“哦,我記得劉捕頭,你是屬于六扇門的吧,代表皇城司來要人,怎么,是要審理任勞任怨”
劉獨峰也是有苦難言,他身為六扇門捕快,一向是隨大流,并不想卷入黨爭,但事與愿違,這一回是刑部尚書下的命令,必須要帶回任勞任怨。
他處事油滑,并不想得罪江無瑕跟已經緩過氣來的金風細雨樓,就說是奉了皇城司的口諭,反正刑部把他推出來要人,也沒顧忌他的臉面。
“正是如此,任勞任怨犯了多件大案,這一回自然是要帶他們回去,審理清楚好定刑法。”
雖然心里對刑部和皇城司不滿的很,劉獨峰在江無瑕面前卻沒有表現出來,不過話也說得很清楚,人是刑部叫他要的,審案交給皇城司,他就是個被推出來要人的傀儡。
“劉捕頭可別框我,當我是個傻子什么也不知道嗎皇城司不歸刑部管,直接歸蔡相統領,跟你們的刑部尚書乃是蛇鼠一窩,我前腳把任勞任怨交給你們,怕是還沒到皇城司,你們就會把他給放了。
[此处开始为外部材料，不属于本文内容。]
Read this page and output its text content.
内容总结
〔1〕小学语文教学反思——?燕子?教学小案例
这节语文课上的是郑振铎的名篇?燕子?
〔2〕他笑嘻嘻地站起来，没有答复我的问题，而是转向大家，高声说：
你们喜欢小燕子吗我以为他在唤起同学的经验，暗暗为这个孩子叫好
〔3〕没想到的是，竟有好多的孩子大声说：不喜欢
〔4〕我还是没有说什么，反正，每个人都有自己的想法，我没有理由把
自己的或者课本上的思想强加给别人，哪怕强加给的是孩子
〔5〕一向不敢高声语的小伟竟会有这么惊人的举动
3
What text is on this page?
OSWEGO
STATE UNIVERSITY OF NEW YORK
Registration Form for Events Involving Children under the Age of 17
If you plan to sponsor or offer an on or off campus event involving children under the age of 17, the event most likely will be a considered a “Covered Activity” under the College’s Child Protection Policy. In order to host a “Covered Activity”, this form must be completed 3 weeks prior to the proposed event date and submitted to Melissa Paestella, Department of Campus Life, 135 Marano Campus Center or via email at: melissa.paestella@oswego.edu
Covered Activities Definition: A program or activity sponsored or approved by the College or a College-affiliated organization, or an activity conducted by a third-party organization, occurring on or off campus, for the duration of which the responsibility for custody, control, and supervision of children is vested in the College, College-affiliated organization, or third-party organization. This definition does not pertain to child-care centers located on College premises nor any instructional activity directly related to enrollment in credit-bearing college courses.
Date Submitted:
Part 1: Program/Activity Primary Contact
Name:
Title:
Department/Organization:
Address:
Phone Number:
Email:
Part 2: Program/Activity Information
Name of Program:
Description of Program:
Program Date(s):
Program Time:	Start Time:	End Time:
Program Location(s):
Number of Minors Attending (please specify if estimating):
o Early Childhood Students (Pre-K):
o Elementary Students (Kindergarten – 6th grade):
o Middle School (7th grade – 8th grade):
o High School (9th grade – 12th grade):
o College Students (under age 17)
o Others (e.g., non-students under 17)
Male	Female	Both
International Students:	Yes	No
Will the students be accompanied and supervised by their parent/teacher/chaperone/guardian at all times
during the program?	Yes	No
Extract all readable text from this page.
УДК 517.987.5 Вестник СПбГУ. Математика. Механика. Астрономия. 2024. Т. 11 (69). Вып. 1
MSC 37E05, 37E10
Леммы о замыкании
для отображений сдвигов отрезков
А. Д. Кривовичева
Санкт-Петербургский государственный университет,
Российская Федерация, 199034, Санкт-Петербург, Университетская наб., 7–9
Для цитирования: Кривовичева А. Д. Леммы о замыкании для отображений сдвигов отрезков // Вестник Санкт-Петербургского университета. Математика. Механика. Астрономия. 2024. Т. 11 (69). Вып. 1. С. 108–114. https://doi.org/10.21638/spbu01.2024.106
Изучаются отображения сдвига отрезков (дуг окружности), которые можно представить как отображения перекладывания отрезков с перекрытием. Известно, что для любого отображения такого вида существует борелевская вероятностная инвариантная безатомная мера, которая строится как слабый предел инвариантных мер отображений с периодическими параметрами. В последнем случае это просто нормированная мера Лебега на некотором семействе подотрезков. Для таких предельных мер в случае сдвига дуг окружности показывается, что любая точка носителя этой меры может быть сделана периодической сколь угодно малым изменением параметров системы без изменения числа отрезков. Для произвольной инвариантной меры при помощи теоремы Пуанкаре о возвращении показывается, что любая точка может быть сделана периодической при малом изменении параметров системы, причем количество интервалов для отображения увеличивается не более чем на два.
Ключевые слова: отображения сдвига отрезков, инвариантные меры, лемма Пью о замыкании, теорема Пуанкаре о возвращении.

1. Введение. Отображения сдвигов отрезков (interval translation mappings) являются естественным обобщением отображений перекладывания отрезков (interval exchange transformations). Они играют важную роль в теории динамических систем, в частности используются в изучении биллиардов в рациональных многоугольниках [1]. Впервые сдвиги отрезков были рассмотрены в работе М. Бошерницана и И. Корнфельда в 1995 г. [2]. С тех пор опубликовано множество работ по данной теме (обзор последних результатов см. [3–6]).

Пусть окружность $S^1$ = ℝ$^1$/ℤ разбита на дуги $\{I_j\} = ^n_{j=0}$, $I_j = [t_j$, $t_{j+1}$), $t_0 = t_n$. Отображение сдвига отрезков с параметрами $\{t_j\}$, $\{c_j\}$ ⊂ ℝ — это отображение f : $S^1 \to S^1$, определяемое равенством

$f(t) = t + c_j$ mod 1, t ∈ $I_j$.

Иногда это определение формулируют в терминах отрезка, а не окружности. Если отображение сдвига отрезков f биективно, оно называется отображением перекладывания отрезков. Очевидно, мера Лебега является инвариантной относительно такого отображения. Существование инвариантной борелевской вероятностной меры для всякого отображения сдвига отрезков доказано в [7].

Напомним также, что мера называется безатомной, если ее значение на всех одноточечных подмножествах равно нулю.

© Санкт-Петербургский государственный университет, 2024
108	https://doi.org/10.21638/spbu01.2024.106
”
刑部尚書本就是蔡京一黨,唯蔡相馬首是瞻,為什么要來撈任勞任怨。
想要投靠蔡京的這些江湖人,多如過江之鯽,可任勞任怨實在是一把好刀,很能震懾所謂的正義之士,所以蔡京還是想撈一把。
他篤定,江無瑕不敢不放人。
這些江湖勢力,再牛皮,也是民,民怎么能跟官斗
劉獨峰有點尷尬,因為江無瑕正說到了點子上,皇城司可不就是打的這個主意,他一邊解釋一邊瘋狂的給無情做眼神暗示。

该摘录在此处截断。